Many local stores hiring fewer holiday workers this year

Retailers in SLO County — both chains and independent — are choosing to give more hours to existing employees instead

kleslie@thetribunenews.comOctober 18, 2013 

Shaky consumer confidence and stores giving more hours to existing part-timers may contribute to less holiday hiring by large chain stores and local independent retailers this year.

Nationally, retailers are at best expected to hire about the same number of seasonal workers as they did last year. Outplacement consulting firm Challenger, Gray & Christmas predicts about 700,000 seasonal workers will be hired, compared with the 12-year high of 751,800 last year.

According to the firm, general merchandise stores such as Target are typically the biggest generators of seasonal jobs, but most are cutting back on seasonal hiring this year and instead exploring giving more hours to year-round associates.

Target, with two stores in San Luis Obispo County, has reported plans to add 70,000 seasonal workers nationwide, significantly down from the 88,000 hired a year ago.

The San Luis Obispo location is an exception, however, with plans to hire 70 seasonal associates, 20 more than last year, according to Director of Human Relations Morgen Monie. The SLO store has a higher turnover rate because of the college population and has to hire more people to fill the gap, she said.

Another exception: Companies that deliver the packages. FedEx, for example, which has two locations in San Luis Obispo and two in Santa Maria, plans to add about 1,200 seasonal positions — consisting of package handlers and parcel assistants — at FedEx Ground and FedEx Smart Post facilities in its Southern California/L.A. Metro district that includes SLO County, said spokesman Ben Hunt. (He did not have a breakdown of those jobs by county.)

Kohl's plans to decrease its seasonal hiring this year to 50,000, down from the 52,700 it expected in 2012. This means an average of 40 new people will be hired at individual locations. The Kohl’s store manager was not available to disclose the number of seasonal hires made at the San Luis Obispo location.
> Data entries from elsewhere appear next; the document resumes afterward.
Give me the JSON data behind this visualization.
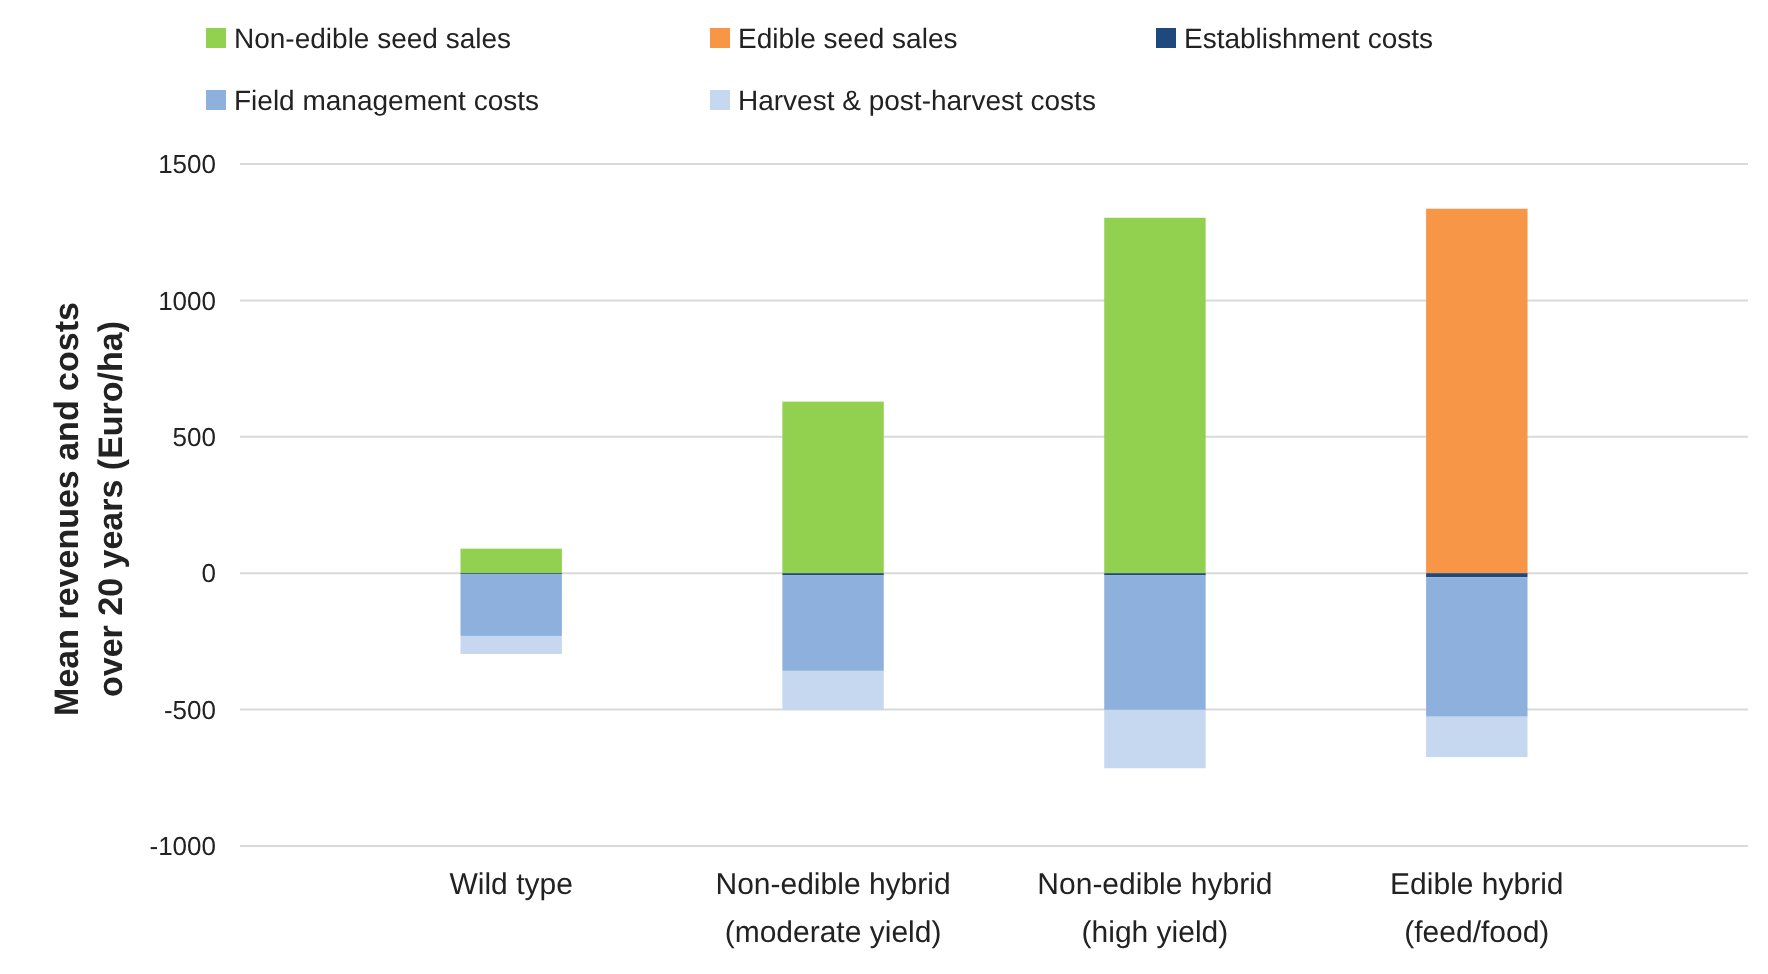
{
  "chart_data": {
    "type": "bar",
    "stacked": true,
    "ylabel": "Mean revenues and costs over 20 years (Euro/ha)",
    "categories": [
      "Wild type",
      "Non-edible hybrid (moderate yield)",
      "Non-edible hybrid (high yield)",
      "Edible hybrid (feed/food)"
    ],
    "series": [
      {
        "name": "Non-edible seed sales",
        "color": "#92d050",
        "values": [
          90,
          629,
          1303,
          null
        ]
      },
      {
        "name": "Edible seed sales",
        "color": "#f79646",
        "values": [
          null,
          null,
          null,
          1336
        ]
      },
      {
        "name": "Establishment costs",
        "color": "#1f497d",
        "values": [
          -3,
          -8,
          -8,
          -15
        ]
      },
      {
        "name": "Field management costs",
        "color": "#8eb0dc",
        "values": [
          -227,
          -350,
          -493,
          -511
        ]
      },
      {
        "name": "Harvest & post-harvest costs",
        "color": "#c6d8ef",
        "values": [
          -66,
          -143,
          -214,
          -148
        ]
      }
    ],
    "ylim": [
      -1000,
      1500
    ],
    "yticks": [
      -1000,
      -500,
      0,
      500,
      1000,
      1500
    ],
    "grid": "y",
    "legend": "top"
  }
}
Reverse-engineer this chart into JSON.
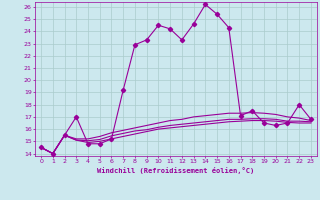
{
  "xlabel": "Windchill (Refroidissement éolien,°C)",
  "ylabel": "",
  "background_color": "#cce8ee",
  "grid_color": "#aacccc",
  "line_color": "#990099",
  "xlim": [
    -0.5,
    23.5
  ],
  "ylim": [
    13.8,
    26.4
  ],
  "xticks": [
    0,
    1,
    2,
    3,
    4,
    5,
    6,
    7,
    8,
    9,
    10,
    11,
    12,
    13,
    14,
    15,
    16,
    17,
    18,
    19,
    20,
    21,
    22,
    23
  ],
  "yticks": [
    14,
    15,
    16,
    17,
    18,
    19,
    20,
    21,
    22,
    23,
    24,
    25,
    26
  ],
  "curve1_x": [
    0,
    1,
    2,
    3,
    4,
    5,
    6,
    7,
    8,
    9,
    10,
    11,
    12,
    13,
    14,
    15,
    16,
    17,
    18,
    19,
    20,
    21,
    22,
    23
  ],
  "curve1_y": [
    14.5,
    14.0,
    15.5,
    17.0,
    14.8,
    14.8,
    15.2,
    19.2,
    22.9,
    23.3,
    24.5,
    24.2,
    23.3,
    24.6,
    26.2,
    25.4,
    24.3,
    17.1,
    17.5,
    16.5,
    16.3,
    16.5,
    18.0,
    16.8
  ],
  "curve2_x": [
    0,
    1,
    2,
    3,
    4,
    5,
    6,
    7,
    8,
    9,
    10,
    11,
    12,
    13,
    14,
    15,
    16,
    17,
    18,
    19,
    20,
    21,
    22,
    23
  ],
  "curve2_y": [
    14.5,
    14.0,
    15.5,
    15.1,
    14.9,
    15.0,
    15.2,
    15.4,
    15.6,
    15.8,
    16.0,
    16.1,
    16.2,
    16.3,
    16.4,
    16.5,
    16.6,
    16.65,
    16.7,
    16.7,
    16.65,
    16.55,
    16.5,
    16.5
  ],
  "curve3_x": [
    0,
    1,
    2,
    3,
    4,
    5,
    6,
    7,
    8,
    9,
    10,
    11,
    12,
    13,
    14,
    15,
    16,
    17,
    18,
    19,
    20,
    21,
    22,
    23
  ],
  "curve3_y": [
    14.5,
    14.0,
    15.5,
    15.1,
    15.05,
    15.15,
    15.45,
    15.65,
    15.85,
    15.95,
    16.15,
    16.3,
    16.4,
    16.5,
    16.6,
    16.7,
    16.8,
    16.8,
    16.85,
    16.85,
    16.8,
    16.65,
    16.65,
    16.6
  ],
  "curve4_x": [
    0,
    1,
    2,
    3,
    4,
    5,
    6,
    7,
    8,
    9,
    10,
    11,
    12,
    13,
    14,
    15,
    16,
    17,
    18,
    19,
    20,
    21,
    22,
    23
  ],
  "curve4_y": [
    14.5,
    14.0,
    15.5,
    15.2,
    15.2,
    15.4,
    15.7,
    15.9,
    16.1,
    16.3,
    16.5,
    16.7,
    16.8,
    17.0,
    17.1,
    17.2,
    17.3,
    17.3,
    17.35,
    17.3,
    17.2,
    17.0,
    16.9,
    16.7
  ]
}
Among major retailers, only Walmart, with two locations in San Luis Obispo County, announced plans to hire more seasonal associates this year — 55,000 compared to 50,000 in 2012. The store also said it will transition 35,000 temporary workers to part time, and 35,000 part-time workers to full time.

At smaller retail operations in San Luis Obispo County, there seem to be fewer seasonal hires in favor of more hours for year-round workers.

Beverly's Fabric and Crafts, a California-based chain, has plans to add only two people to its San Luis Obispo location for the holiday season, store manager Tam Bailie said. That’s down from the three it hired last year.

Instead a “core group of workers” — which she said is very efficient — will have more hours, with the entire crew working on peak shopping days.

Peter Ray, manager of Kwirkworld in San Luis Obispo, has similar plans: He will likely only hire one or two new employees for the season.

“To me, it was crazy to schedule all those people who couldn’t work some days and could others,” Ray said. “The people who already worked here wanted more hours, so why not give them to them?”

Ray said shaky consumer spending was also contributing to some stores downtown being more hesitant to invest a lot in holiday hires.

“It’s been a struggle to get people to come shopping (in the past few weeks),” Ray said. “I think people are scared to spend money right now.”

Posies, in the Village of Arroyo Grande, has hired no seasonal workers.

The store recently fell on hard times and combined three separate businesses (all of which already operated at one location) into one, with all three original owners working the combined store instead, manager Laurie Glenn said.

“We used to hire seasonal workers,” Glenn said. “Times being what they are, we decided not to this year. … You either get inventive, or you get out.”

Glenn said she expects holiday shopping will help pick up business — she already has the Christmas decorations out and ready.

Tribune reporter Sarah Linn contributed to this story.